The motor bend was then adjusted to 3.00° for the kick-off, but attempts to kick-off were unsuccessful due to a motor failure. A second motor was picked-up, and the kick-off and build to 91° was successful.
After pulling out to change the motor bend, the hole was then turned 60° to the right before reaching a total depth of 11,274 ft. Again, the hole was displaced to brine.
Lateral 5
With the same assembly used to drill the lateral section of the fourth lateral, the 6-in. hole section was open hole sidetracked. The motor was pulled, and the adjustable housing reset. Hole angle was then built from 62° to horizontal with a maximum dogleg severity of 58°/100 ft.The motor was pulled out and the adjustable housing reset for the lateral section. A total depth of 11,333 ft was reached while maintaining the same azimuth throughout the section.
Summary of pentalateral
In this example, the multilateral was successfully drilled in 19 days, exposing over 5,000 ft of new pay in five separate zones. Whipstocks, open hole sidetracking, and intermediate to short-radius technology were successfully used to complete this operation.The lateral branches were not completed in any form, and production was seen to increase dramatically from that of previous wells. The increase in production paid back all costs associated with the drilling of the multilateral within a matter of weeks. As a result, the operator has subsequently drilled a number of similar wells.
References
- Sugiyama S., and Tochikawa, T., "The Optimal Application of Multilateral/Multibranch Completions," SPE paper 38033, presented at the SPE Asia Pacific Oil and Gas Conference and Exhibition, Kuala Lumpur, Apr. 14-16, 1997.

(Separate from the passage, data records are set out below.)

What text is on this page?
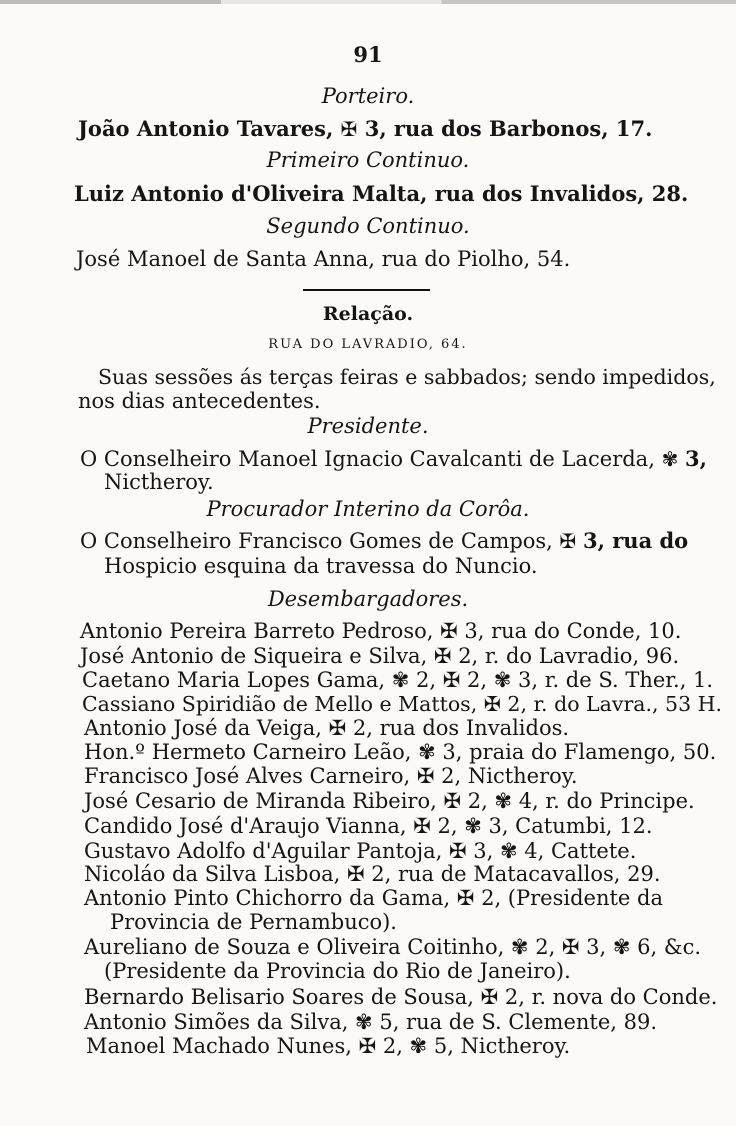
91
Porteiro.
João Antonio Tavares, ✠ 3, rua dos Barbonos, 17.
Primeiro Continuo.
Luiz Antonio d'Oliveira Malta, rua dos Invalidos, 28.
Segundo Continuo.
José Manoel de Santa Anna, rua do Piolho, 54.
Relação.
RUA DO LAVRADIO, 64.
Suas sessões ás terças feiras e sabbados; sendo impedidos,
nos dias antecedentes.
Presidente.
O Conselheiro Manoel Ignacio Cavalcanti de Lacerda, ✾ 3,
Nictheroy.
Procurador Interino da Corôa.
O Conselheiro Francisco Gomes de Campos, ✠ 3, rua do
Hospicio esquina da travessa do Nuncio.
Desembargadores.
Antonio Pereira Barreto Pedroso, ✠ 3, rua do Conde, 10.
José Antonio de Siqueira e Silva, ✠ 2, r. do Lavradio, 96.
Caetano Maria Lopes Gama, ✾ 2, ✠ 2, ✾ 3, r. de S. Ther., 1.
Cassiano Spiridião de Mello e Mattos, ✠ 2, r. do Lavra., 53 H.
Antonio José da Veiga, ✠ 2, rua dos Invalidos.
Hon.º Hermeto Carneiro Leão, ✾ 3, praia do Flamengo, 50.
Francisco José Alves Carneiro, ✠ 2, Nictheroy.
José Cesario de Miranda Ribeiro, ✠ 2, ✾ 4, r. do Principe.
Candido José d'Araujo Vianna, ✠ 2, ✾ 3, Catumbi, 12.
Gustavo Adolfo d'Aguilar Pantoja, ✠ 3, ✾ 4, Cattete.
Nicoláo da Silva Lisboa, ✠ 2, rua de Matacavallos, 29.
Antonio Pinto Chichorro da Gama, ✠ 2, (Presidente da
Provincia de Pernambuco).
Aureliano de Souza e Oliveira Coitinho, ✾ 2, ✠ 3, ✾ 6, &c.
(Presidente da Provincia do Rio de Janeiro).
Bernardo Belisario Soares de Sousa, ✠ 2, r. nova do Conde.
Antonio Simões da Silva, ✾ 5, rua de S. Clemente, 89.
Manoel Machado Nunes, ✠ 2, ✾ 5, Nictheroy.
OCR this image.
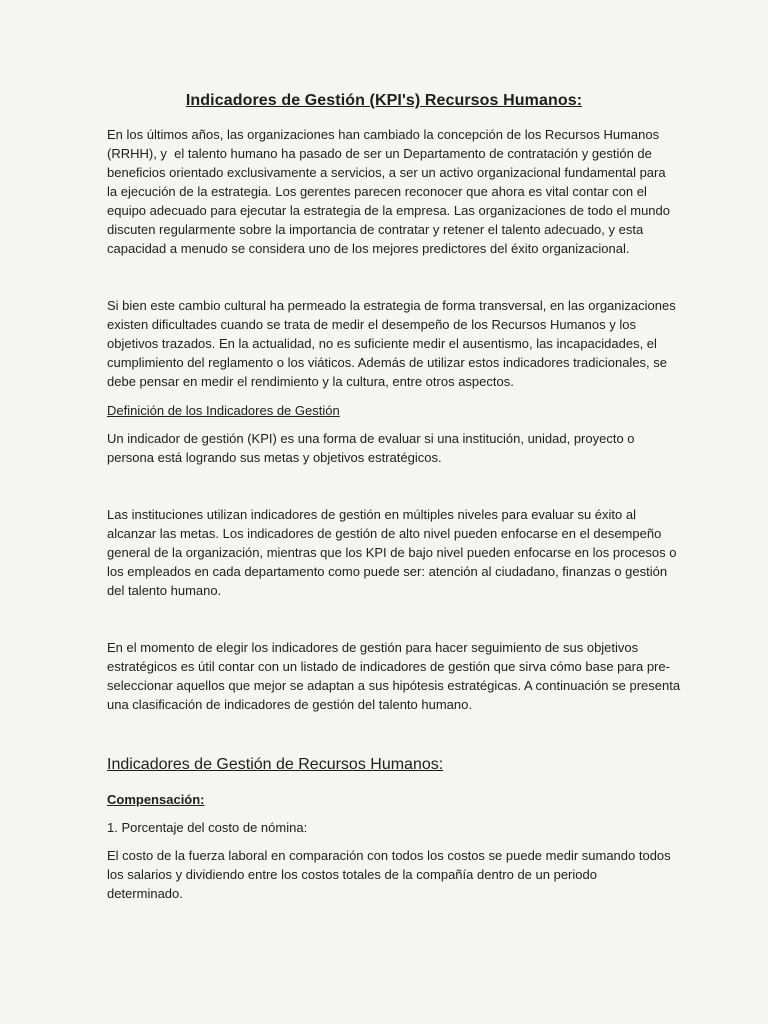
Indicadores de Gestión (KPI's) Recursos Humanos:
En los últimos años, las organizaciones han cambiado la concepción de los Recursos Humanos
(RRHH), y  el talento humano ha pasado de ser un Departamento de contratación y gestión de
beneficios orientado exclusivamente a servicios, a ser un activo organizacional fundamental para
la ejecución de la estrategia. Los gerentes parecen reconocer que ahora es vital contar con el
equipo adecuado para ejecutar la estrategia de la empresa. Las organizaciones de todo el mundo
discuten regularmente sobre la importancia de contratar y retener el talento adecuado, y esta
capacidad a menudo se considera uno de los mejores predictores del éxito organizacional.
Si bien este cambio cultural ha permeado la estrategia de forma transversal, en las organizaciones
existen dificultades cuando se trata de medir el desempeño de los Recursos Humanos y los
objetivos trazados. En la actualidad, no es suficiente medir el ausentismo, las incapacidades, el
cumplimiento del reglamento o los viáticos. Además de utilizar estos indicadores tradicionales, se
debe pensar en medir el rendimiento y la cultura, entre otros aspectos.
Definición de los Indicadores de Gestión
Un indicador de gestión (KPI) es una forma de evaluar si una institución, unidad, proyecto o
persona está logrando sus metas y objetivos estratégicos.
Las instituciones utilizan indicadores de gestión en múltiples niveles para evaluar su éxito al
alcanzar las metas. Los indicadores de gestión de alto nivel pueden enfocarse en el desempeño
general de la organización, mientras que los KPI de bajo nivel pueden enfocarse en los procesos o
los empleados en cada departamento como puede ser: atención al ciudadano, finanzas o gestión
del talento humano.
En el momento de elegir los indicadores de gestión para hacer seguimiento de sus objetivos
estratégicos es útil contar con un listado de indicadores de gestión que sirva cómo base para pre-
seleccionar aquellos que mejor se adaptan a sus hipótesis estratégicas. A continuación se presenta
una clasificación de indicadores de gestión del talento humano.
Indicadores de Gestión de Recursos Humanos:
Compensación:
1. Porcentaje del costo de nómina:
El costo de la fuerza laboral en comparación con todos los costos se puede medir sumando todos
los salarios y dividiendo entre los costos totales de la compañía dentro de un periodo
determinado.
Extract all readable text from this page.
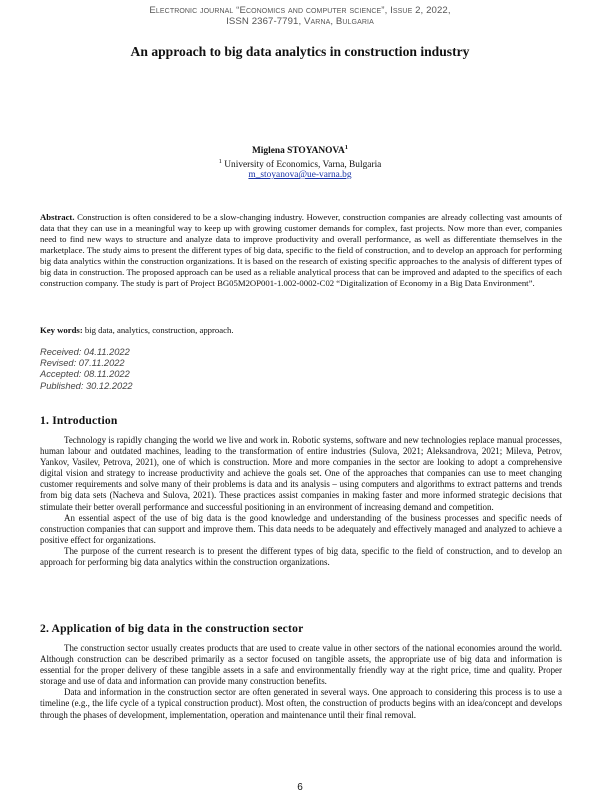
Electronic journal “Economics and computer science”, Issue 2, 2022,
ISSN 2367-7791, Varna, Bulgaria
An approach to big data analytics in construction industry
Miglena STOYANOVA$^1$
$^1$ University of Economics, Varna, Bulgaria
m_stoyanova@ue-varna.bg
Abstract. Construction is often considered to be a slow-changing industry. However, construction companies are already collecting vast amounts of data that they can use in a meaningful way to keep up with growing customer demands for complex, fast projects. Now more than ever, companies need to find new ways to structure and analyze data to improve productivity and overall performance, as well as differentiate themselves in the marketplace. The study aims to present the different types of big data, specific to the field of construction, and to develop an approach for performing big data analytics within the construction organizations. It is based on the research of existing specific approaches to the analysis of different types of big data in construction. The proposed approach can be used as a reliable analytical process that can be improved and adapted to the specifics of each construction company. The study is part of Project BG05M2OP001-1.002-0002-C02 “Digitalization of Economy in a Big Data Environment”.
Key words: big data, analytics, construction, approach.
Received: 04.11.2022
Revised: 07.11.2022
Accepted: 08.11.2022
Published: 30.12.2022
1. Introduction

Technology is rapidly changing the world we live and work in. Robotic systems, software and new technologies replace manual processes, human labour and outdated machines, leading to the transformation of entire industries (Sulova, 2021; Aleksandrova, 2021; Mileva, Petrov, Yankov, Vasilev, Petrova, 2021), one of which is construction. More and more companies in the sector are looking to adopt a comprehensive digital vision and strategy to increase productivity and achieve the goals set. One of the approaches that companies can use to meet changing customer requirements and solve many of their problems is data and its analysis – using computers and algorithms to extract patterns and trends from big data sets (Nacheva and Sulova, 2021). These practices assist companies in making faster and more informed strategic decisions that stimulate their better overall performance and successful positioning in an environment of increasing demand and competition.

An essential aspect of the use of big data is the good knowledge and understanding of the business processes and specific needs of construction companies that can support and improve them. This data needs to be adequately and effectively managed and analyzed to achieve a positive effect for organizations.

The purpose of the current research is to present the different types of big data, specific to the field of construction, and to develop an approach for performing big data analytics within the construction organizations.

2. Application of big data in the construction sector

The construction sector usually creates products that are used to create value in other sectors of the national economies around the world. Although construction can be described primarily as a sector focused on tangible assets, the appropriate use of big data and information is essential for the proper delivery of these tangible assets in a safe and environmentally friendly way at the right price, time and quality. Proper storage and use of data and information can provide many construction benefits.

Data and information in the construction sector are often generated in several ways. One approach to considering this process is to use a timeline (e.g., the life cycle of a typical construction product). Most often, the construction of products begins with an idea/concept and develops through the phases of development, implementation, operation and maintenance until their final removal.

6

- Longbottom, J.R., "Development and Testing of a Multi-Lateral System," SPE paper 35545, presented at the European Production Operations Conference, Stavanger, Apr. 16-17, 1996.
- Holt, C.S., Brown, W.H., and Bealessio, T., "Sidetracking Multilaterals with Retrievable Whipstocks in the Middle East," SPE paper 36249, presented at the ADIPEC Conference and Exhibition, Abu Dhabi, Oct. 13-16, 1996.
- Odell, A.C., Payne, M.L., and Cocking. D.A., "Application of a highly Variable Gauge Stabiliser at Wytch Farm to Extend the ERD Envelope," SPE paper 30462, presented at the SPE Annual Technical Conference and Exhibition, Dallas, Oct. 22-25, 1995.
- Longbottom, J.R., Dale, D., Bruha, S., and Waddell, K.," Development, Testing, and Field Case Histories of Multilateral Well Completion Systems," OTC paper 8537, presented at the 1997 Offshore Technology Conference, Houston, May 5-8, 1997.